October 16. Nature loss dwarfs bank crisis. The idea is that forests do stuff for free, like gather and filter drinking water, and sequester carbon, and provide food, and if we cut them down then we have to spend money building and managing things that duplicate those functions. This goes back to last week's subject, that a growing money supply forces a growing monetization of stuff that used to be free. If the financial system uses debt to create more and more money, and the guardians of the giant pool of money don't want it to be dissolved by inflation, they have to replace forests with farms and filtration plants, just so the quantity of stuff in the realm of money is keeping up with the quantity of money.

Here's a link about Ecological Economics. The idea is that we need to retool the whole field of economics to account for what we get from nature, what future generations will get from it, and how our actions help or harm it. I suspect that we have barely begun to count the services that nature provides. One the BBC article doesn't mention is that trees capture water that would otherwise flow back to the ocean, and they transpire it back into the air, and that water vapor makes new clouds that carry water farther inland -- so cutting down a forest can make a desert downwind!

A deeper issue is that humans are in trouble if we can't see the benefits of nature without putting them into numbers. Maybe in 100 years businesses will use an equation showing how proximity to wildness reduces depression and makes workers more productive, but I would rather be in a culture where we don't need equations to know how to live.

An even deeper issue is that ecological economics is still valuing the nonhuman world in human terms, instead of on its own terms. It's like you're saying to your mother, "You know, I was going to kill and eat you, but I've just realized that I derive selfish benefits by keeping you alive."
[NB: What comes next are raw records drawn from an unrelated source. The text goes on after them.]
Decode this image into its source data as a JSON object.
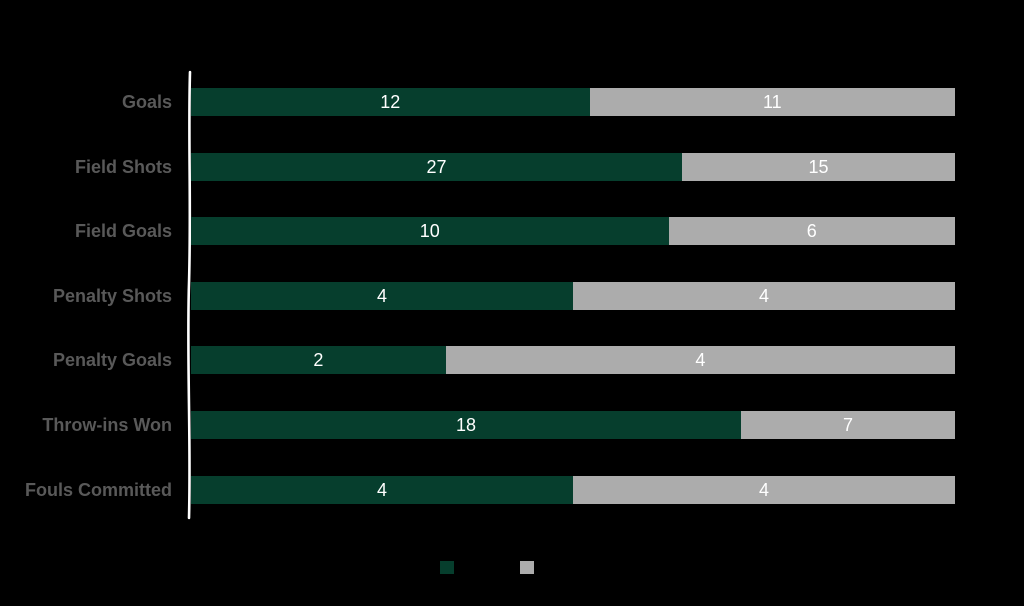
{
  "chart_data": {
    "type": "bar",
    "variant": "100%-stacked",
    "orientation": "horizontal",
    "title": "",
    "categories": [
      "Goals",
      "Field Shots",
      "Field Goals",
      "Penalty Shots",
      "Penalty Goals",
      "Throw-ins Won",
      "Fouls Committed"
    ],
    "series": [
      {
        "name": "",
        "color": "#063E2D",
        "values": [
          12,
          27,
          10,
          4,
          2,
          18,
          4
        ]
      },
      {
        "name": "",
        "color": "#ACACAC",
        "values": [
          11,
          15,
          6,
          4,
          4,
          7,
          4
        ]
      }
    ],
    "value_labels_shown": true,
    "value_label_color": "#FFFFFF",
    "category_label_color": "#595959",
    "axis_line_color": "#FFFFFF",
    "background_color": "#000000",
    "grid": false,
    "x_tick_labels": [],
    "legend": {
      "position": "bottom",
      "items": [
        {
          "label": "",
          "color": "#063E2D"
        },
        {
          "label": "",
          "color": "#ACACAC"
        }
      ]
    }
  }
}
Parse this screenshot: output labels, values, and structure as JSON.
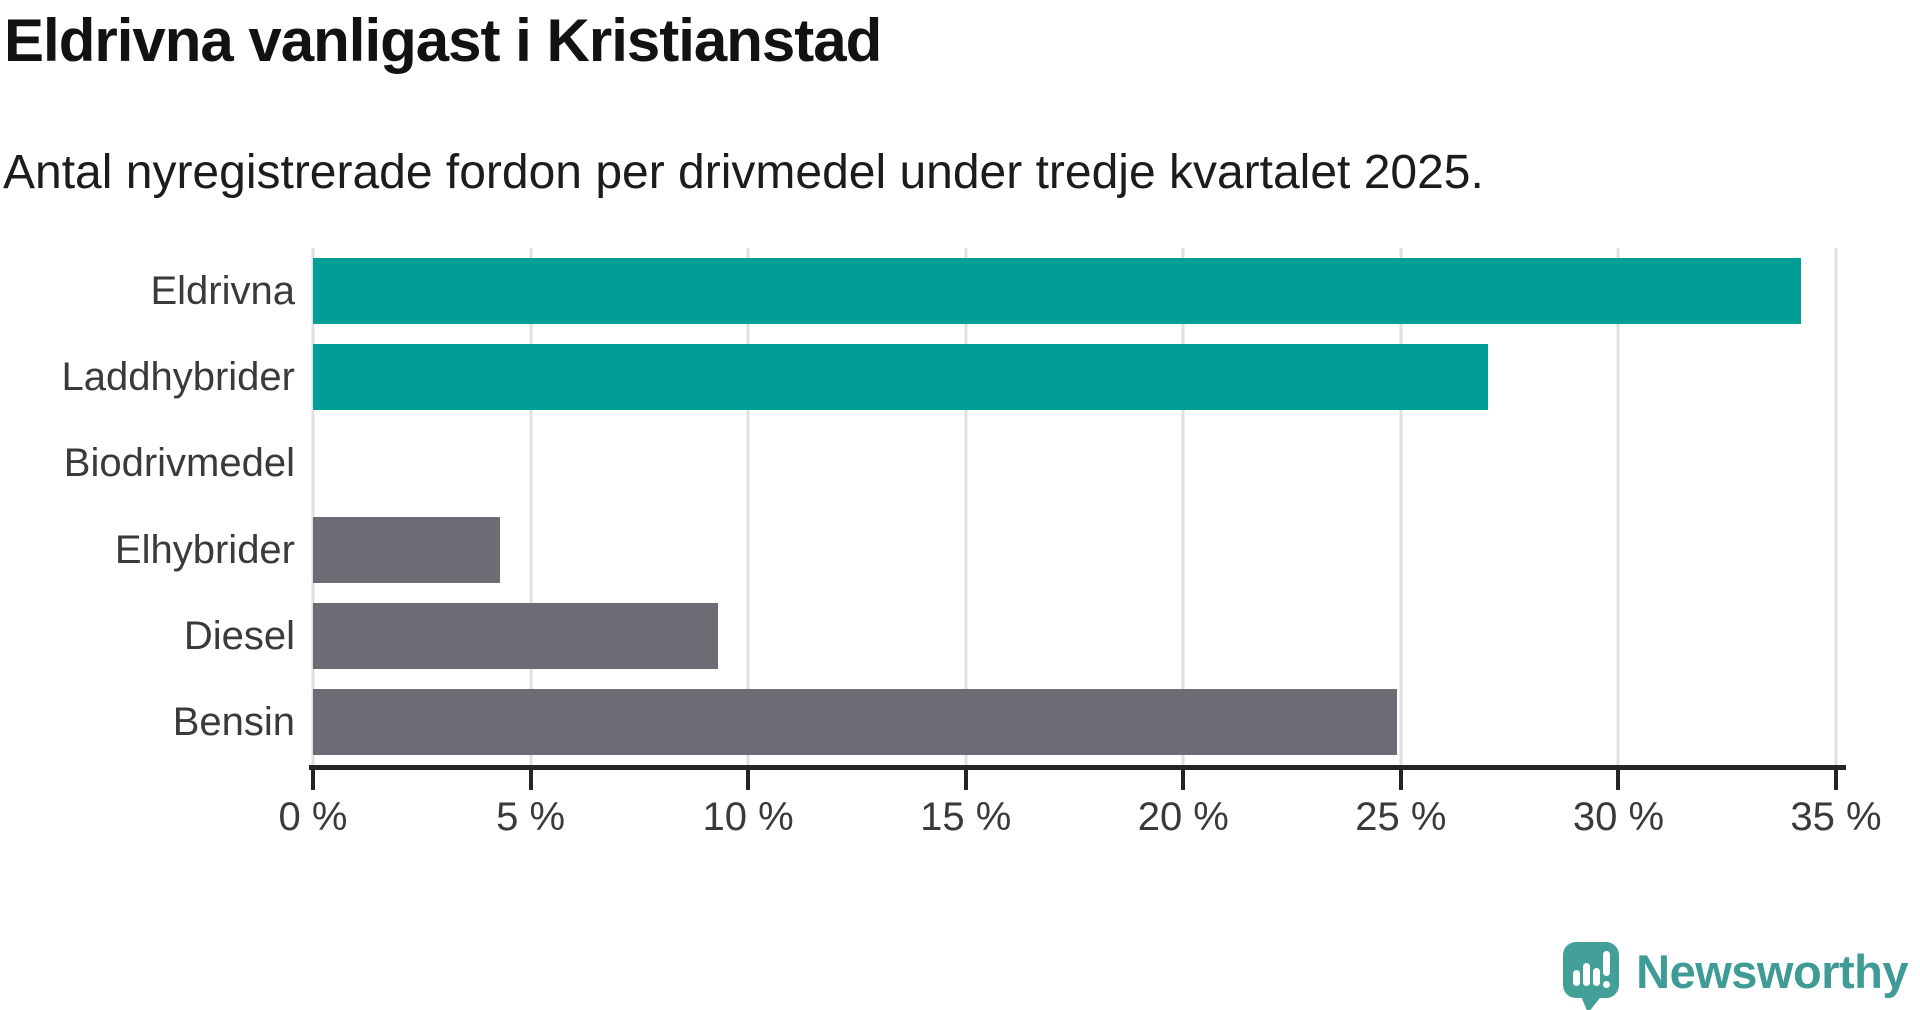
{
  "header": {
    "title": "Eldrivna vanligast i Kristianstad",
    "subtitle": "Antal nyregistrerade fordon per drivmedel under tredje kvartalet 2025."
  },
  "colors": {
    "teal": "#009e94",
    "gray": "#6c6c74",
    "axis": "#252525",
    "gridline": "#e0e0e0",
    "logo_teal": "#42a099",
    "logo_text": "#3f9b95"
  },
  "chart_data": {
    "type": "bar",
    "orientation": "horizontal",
    "title": "Eldrivna vanligast i Kristianstad",
    "subtitle": "Antal nyregistrerade fordon per drivmedel under tredje kvartalet 2025.",
    "xlabel": "",
    "ylabel": "",
    "xlim": [
      0,
      35
    ],
    "xmax": 35,
    "grid": "vertical",
    "legend": "none",
    "x_ticks": [
      "0 %",
      "5 %",
      "10 %",
      "15 %",
      "20 %",
      "25 %",
      "30 %",
      "35 %"
    ],
    "categories": [
      "Eldrivna",
      "Laddhybrider",
      "Biodrivmedel",
      "Elhybrider",
      "Diesel",
      "Bensin"
    ],
    "values": [
      34.2,
      27.0,
      0,
      4.3,
      9.3,
      24.9
    ],
    "unit": "%",
    "rows": [
      {
        "label": "Eldrivna",
        "value": 34.2,
        "color": "teal"
      },
      {
        "label": "Laddhybrider",
        "value": 27.0,
        "color": "teal"
      },
      {
        "label": "Biodrivmedel",
        "value": 0,
        "color": "gray"
      },
      {
        "label": "Elhybrider",
        "value": 4.3,
        "color": "gray"
      },
      {
        "label": "Diesel",
        "value": 9.3,
        "color": "gray"
      },
      {
        "label": "Bensin",
        "value": 24.9,
        "color": "gray"
      }
    ]
  },
  "branding": {
    "logo_text": "Newsworthy",
    "logo_icon": "speech-bubble-with-bar-chart-and-exclamation"
  }
}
October 30. Yesterday's Archdruid post, Arguments from Ignorance, mentioned two different kinds of thinking. One is "sitting down with the relevant facts, assessing them calmly, and then making a decision on that basis," and the other is "people start from the conclusion that appeals to their emotions and intuition, and then go looking for logical reasons to support the belief they've already chosen."

You could call these expansive thinking and contractive thinking. I like to call them scout thinking and warrior thinking. Warrior thinking has its place -- sometimes your emotions and intuition can sense things that your rational mind can't, and of course we never have anywhere near full knowledge. To some extent, every idea and theory and "fact" is like a shape we're seeing in the clouds, and sometimes you have to believe something to see it.
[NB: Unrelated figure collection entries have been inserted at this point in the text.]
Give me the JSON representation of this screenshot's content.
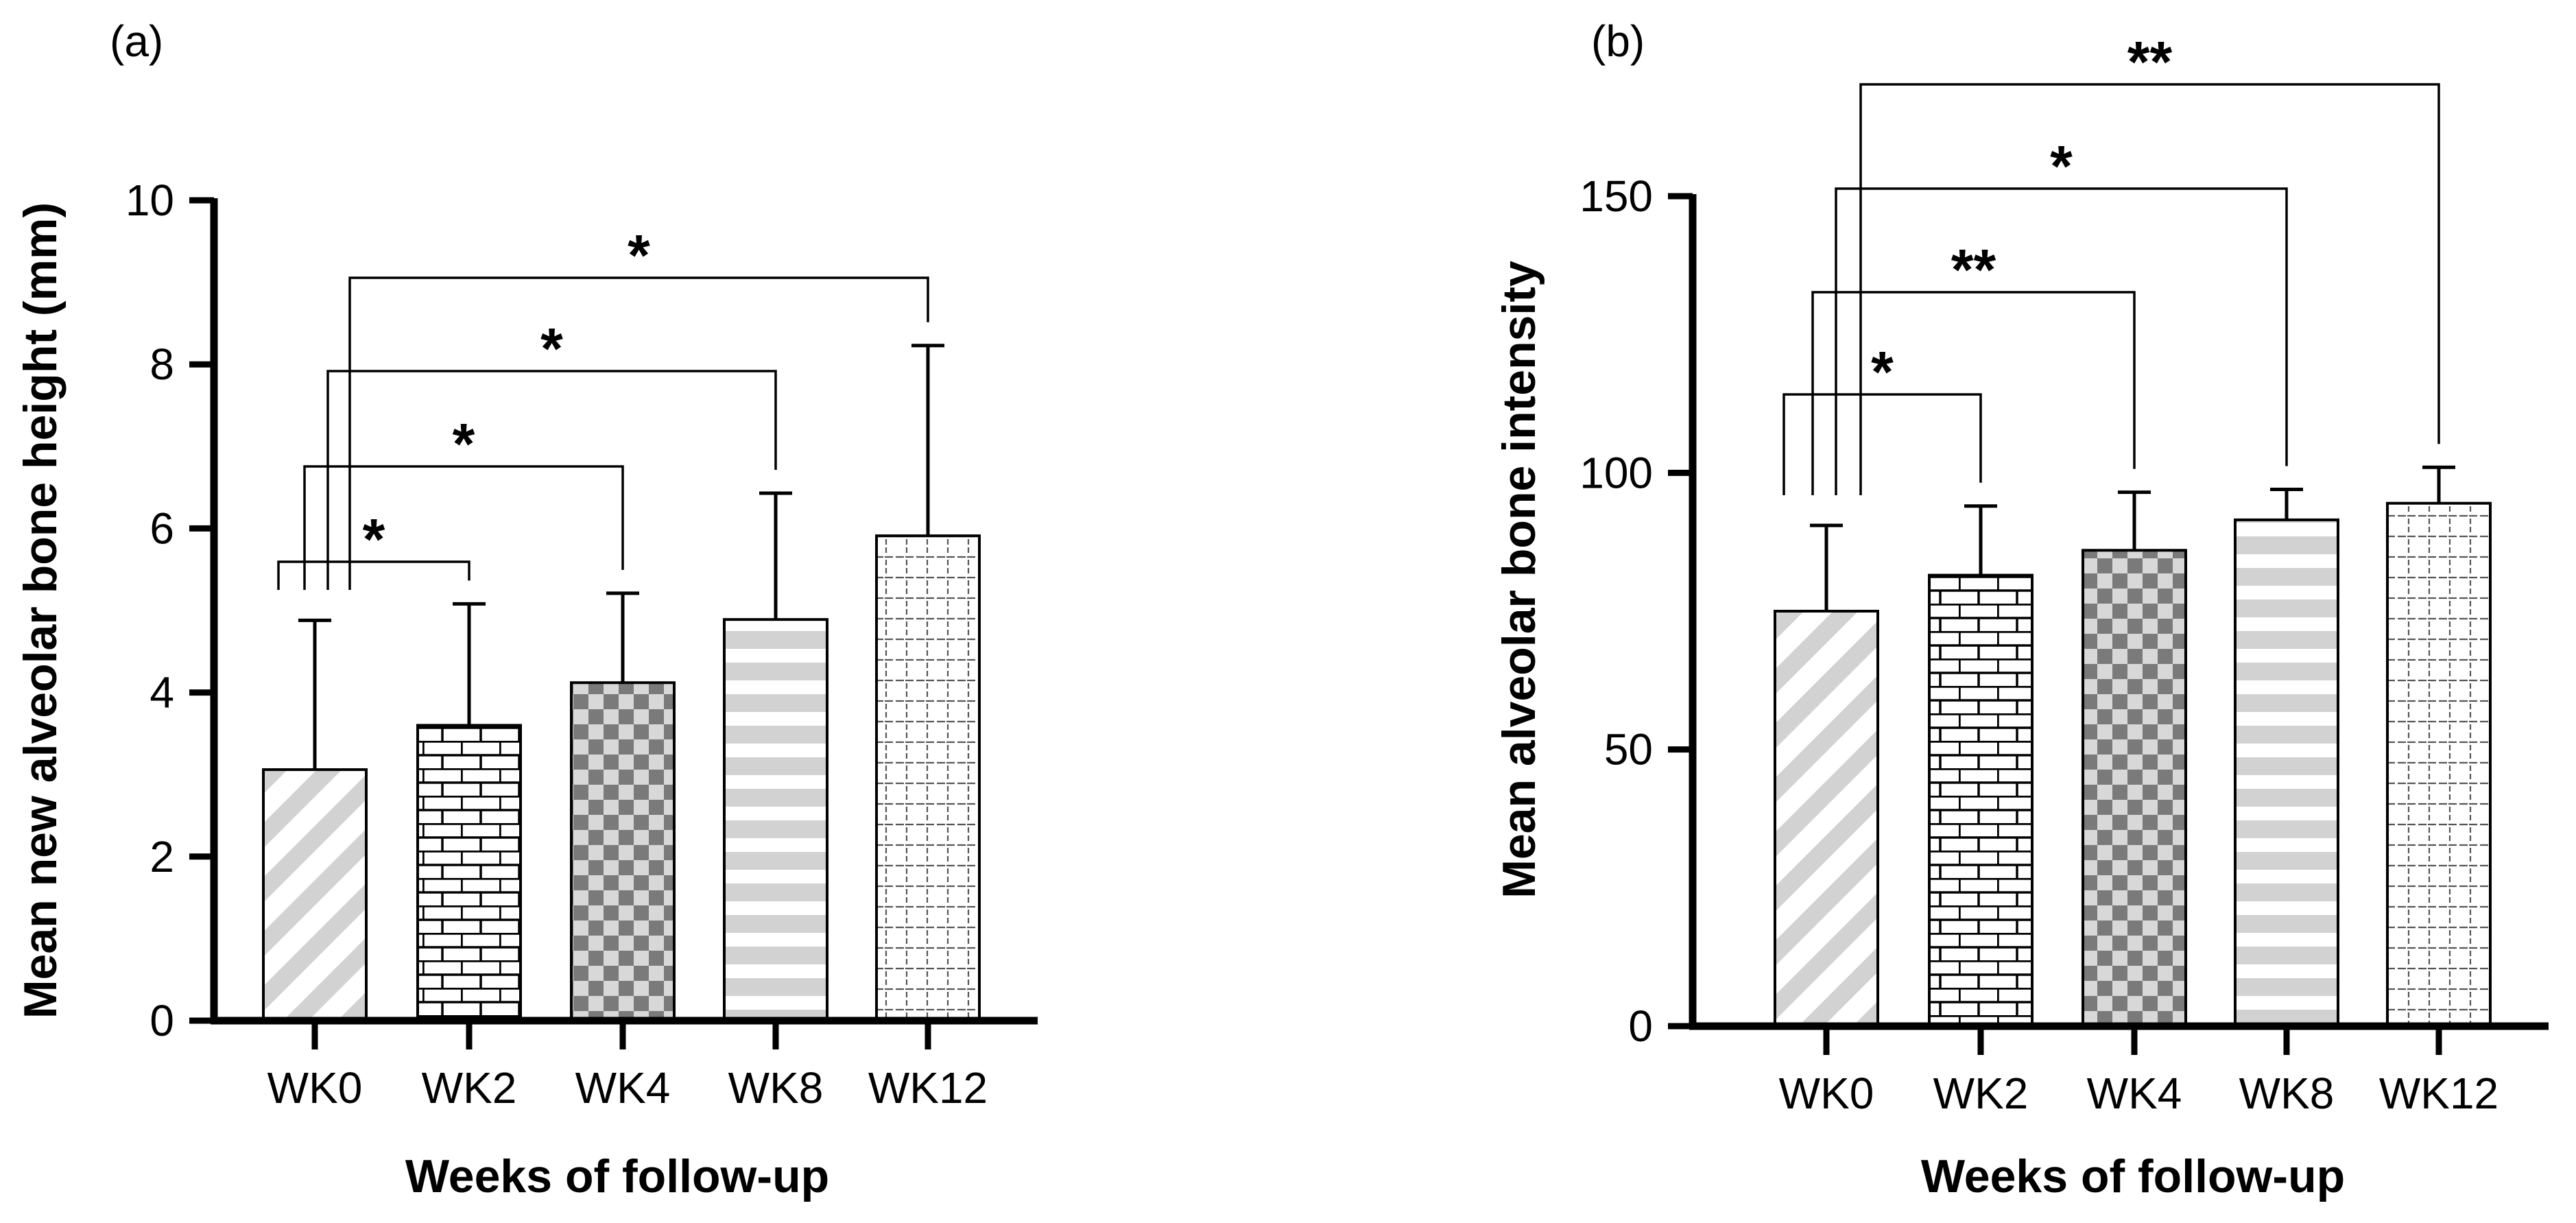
{
  "chart_data": [
    {
      "type": "bar",
      "panel_label": "(a)",
      "categories": [
        "WK0",
        "WK2",
        "WK4",
        "WK8",
        "WK12"
      ],
      "values": [
        3.06,
        3.6,
        4.12,
        4.89,
        5.91
      ],
      "error": [
        1.82,
        1.48,
        1.09,
        1.54,
        2.32
      ],
      "patterns": [
        "diagonal",
        "brick",
        "checker",
        "hstripe",
        "dashgrid"
      ],
      "xlabel": "Weeks of follow-up",
      "ylabel": "Mean new alveolar bone height (mm)",
      "ylim": [
        0,
        10
      ],
      "yticks": [
        0,
        2,
        4,
        6,
        8,
        10
      ],
      "grid": false,
      "significance": [
        {
          "from": "WK0",
          "to": "WK2",
          "label": "*"
        },
        {
          "from": "WK0",
          "to": "WK4",
          "label": "*"
        },
        {
          "from": "WK0",
          "to": "WK8",
          "label": "*"
        },
        {
          "from": "WK0",
          "to": "WK12",
          "label": "*"
        }
      ]
    },
    {
      "type": "bar",
      "panel_label": "(b)",
      "categories": [
        "WK0",
        "WK2",
        "WK4",
        "WK8",
        "WK12"
      ],
      "values": [
        75,
        81.5,
        86,
        91.5,
        94.5
      ],
      "error": [
        15.5,
        12.5,
        10.5,
        5.5,
        6.5
      ],
      "patterns": [
        "diagonal",
        "brick",
        "checker",
        "hstripe",
        "dashgrid"
      ],
      "xlabel": "Weeks of follow-up",
      "ylabel": "Mean alveolar bone intensity",
      "ylim": [
        0,
        150
      ],
      "yticks": [
        0,
        50,
        100,
        150
      ],
      "grid": false,
      "significance": [
        {
          "from": "WK0",
          "to": "WK2",
          "label": "*"
        },
        {
          "from": "WK0",
          "to": "WK4",
          "label": "**"
        },
        {
          "from": "WK0",
          "to": "WK8",
          "label": "*"
        },
        {
          "from": "WK0",
          "to": "WK12",
          "label": "**"
        }
      ]
    }
  ]
}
But the great advantage of scout thinking is that it constantly makes you smarter. When new information appears, the scout looks at the map, erases a line, draws another, and keeps exploring, while the warrior either rejects the new information for not fitting the map, or if it does fit the map, draws an existing line darker.
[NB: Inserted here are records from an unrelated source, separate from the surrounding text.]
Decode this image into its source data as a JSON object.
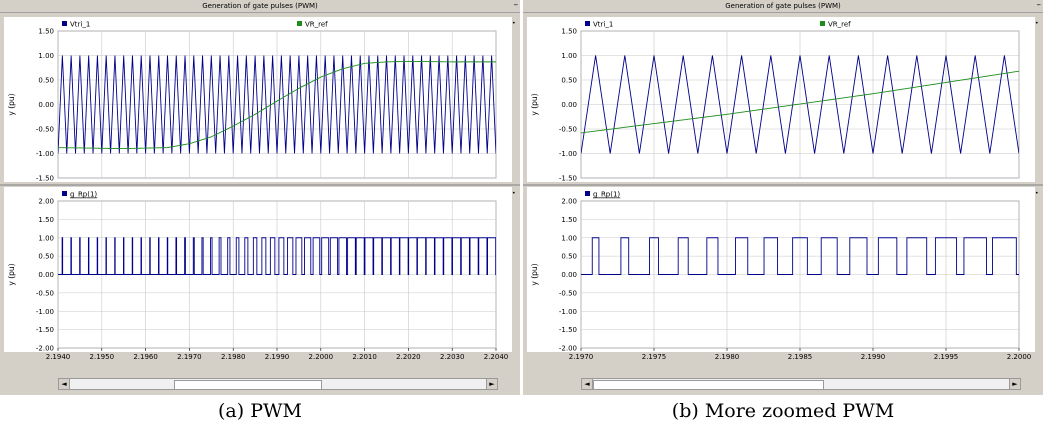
{
  "panels": [
    {
      "id": "a",
      "title": "Generation of gate pulses (PWM)",
      "caption": "(a) PWM",
      "min_label": "–",
      "scroll_left": "◄",
      "scroll_right": "►",
      "scroll_thumb_fraction": [
        0.25,
        0.6
      ]
    },
    {
      "id": "b",
      "title": "Generation of gate pulses (PWM)",
      "caption": "(b) More zoomed PWM",
      "min_label": "–",
      "scroll_left": "◄",
      "scroll_right": "►",
      "scroll_thumb_fraction": [
        0.0,
        0.55
      ]
    }
  ],
  "chart_data": [
    {
      "panel": "a",
      "subplot": "top",
      "type": "line",
      "ylabel": "y (pu)",
      "ylim": [
        -1.5,
        1.5
      ],
      "yticks": [
        "1.50",
        "1.00",
        "0.50",
        "0.00",
        "-0.50",
        "-1.00",
        "-1.50"
      ],
      "xlim": [
        2.194,
        2.204
      ],
      "grid": true,
      "legend": [
        "Vtri_1",
        "VR_ref"
      ],
      "series": [
        {
          "name": "Vtri_1",
          "color": "#00008b",
          "kind": "triangle",
          "min": -1.0,
          "max": 1.0,
          "carrier_period": 0.0002,
          "x_start": 2.194,
          "x_end": 2.204
        },
        {
          "name": "VR_ref",
          "color": "#1e8c1e",
          "kind": "points",
          "x": [
            2.194,
            2.1955,
            2.1965,
            2.197,
            2.1975,
            2.198,
            2.1985,
            2.199,
            2.1995,
            2.2,
            2.2005,
            2.201,
            2.2015,
            2.202,
            2.203,
            2.204
          ],
          "y": [
            -0.88,
            -0.9,
            -0.88,
            -0.8,
            -0.66,
            -0.44,
            -0.2,
            0.07,
            0.33,
            0.56,
            0.73,
            0.84,
            0.87,
            0.88,
            0.87,
            0.87
          ]
        }
      ]
    },
    {
      "panel": "a",
      "subplot": "bottom",
      "type": "line",
      "ylabel": "y (pu)",
      "ylim": [
        -2.0,
        2.0
      ],
      "yticks": [
        "2.00",
        "1.50",
        "1.00",
        "0.50",
        "0.00",
        "-0.50",
        "-1.00",
        "-1.50",
        "-2.00"
      ],
      "xlim": [
        2.194,
        2.204
      ],
      "xticks": [
        "2.1940",
        "2.1950",
        "2.1960",
        "2.1970",
        "2.1980",
        "2.1990",
        "2.2000",
        "2.2010",
        "2.2020",
        "2.2030",
        "2.2040"
      ],
      "grid": true,
      "legend": [
        "g_Rp(1)"
      ],
      "series": [
        {
          "name": "g_Rp(1)",
          "color": "#00008b",
          "kind": "pwm",
          "low": 0.0,
          "high": 1.0,
          "carrier_period": 0.0002,
          "x_start": 2.194,
          "x_end": 2.204,
          "duty_x": [
            2.194,
            2.1955,
            2.1965,
            2.197,
            2.1975,
            2.198,
            2.1985,
            2.199,
            2.1995,
            2.2,
            2.2005,
            2.201,
            2.2015,
            2.202,
            2.203,
            2.204
          ],
          "duty": [
            0.06,
            0.05,
            0.06,
            0.1,
            0.17,
            0.28,
            0.4,
            0.54,
            0.67,
            0.78,
            0.86,
            0.92,
            0.93,
            0.94,
            0.93,
            0.93
          ]
        }
      ]
    },
    {
      "panel": "b",
      "subplot": "top",
      "type": "line",
      "ylabel": "y (pu)",
      "ylim": [
        -1.5,
        1.5
      ],
      "yticks": [
        "1.50",
        "1.00",
        "0.50",
        "0.00",
        "-0.50",
        "-1.00",
        "-1.50"
      ],
      "xlim": [
        2.197,
        2.2
      ],
      "grid": true,
      "legend": [
        "Vtri_1",
        "VR_ref"
      ],
      "series": [
        {
          "name": "Vtri_1",
          "color": "#00008b",
          "kind": "triangle",
          "min": -1.0,
          "max": 1.0,
          "carrier_period": 0.0002,
          "x_start": 2.197,
          "x_end": 2.2
        },
        {
          "name": "VR_ref",
          "color": "#1e8c1e",
          "kind": "points",
          "x": [
            2.197,
            2.198,
            2.199,
            2.2
          ],
          "y": [
            -0.58,
            -0.2,
            0.22,
            0.68
          ]
        }
      ]
    },
    {
      "panel": "b",
      "subplot": "bottom",
      "type": "line",
      "ylabel": "y (pu)",
      "ylim": [
        -2.0,
        2.0
      ],
      "yticks": [
        "2.00",
        "1.50",
        "1.00",
        "0.50",
        "0.00",
        "-0.50",
        "-1.00",
        "-1.50",
        "-2.00"
      ],
      "xlim": [
        2.197,
        2.2
      ],
      "xticks": [
        "2.1970",
        "2.1975",
        "2.1980",
        "2.1985",
        "2.1990",
        "2.1995",
        "2.2000"
      ],
      "grid": true,
      "legend": [
        "g_Rp(1)"
      ],
      "series": [
        {
          "name": "g_Rp(1)",
          "color": "#00008b",
          "kind": "pwm",
          "low": 0.0,
          "high": 1.0,
          "carrier_period": 0.0002,
          "x_start": 2.197,
          "x_end": 2.2,
          "duty_x": [
            2.197,
            2.198,
            2.199,
            2.2
          ],
          "duty": [
            0.21,
            0.4,
            0.61,
            0.84
          ]
        }
      ]
    }
  ]
}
The scary people at Sarah Palin rallies are not really "anti-intellectual" -- they're intellectuals themselves in that they're obsessed with ideas. What they are is anti-expansive, anti-empirical, anti-reality. They seek to silence anyone who threatens their comfortable and compelling internal map of the world.

There's a new saying, "Reality has a liberal bias." But that's not quite true. What happened was that the movement that called itself "conservative" got stuck in warrior consciousness and lost touch with reality, veering off so far that now "conservatives" can only maintain their ideology through obvious giant lies. Meanwhile the movement that called itself "liberal" was put under such pressure, held to such high standards, that it could only survive by scrupulous integrity and honesty, by a (relatively) close alliance with reality.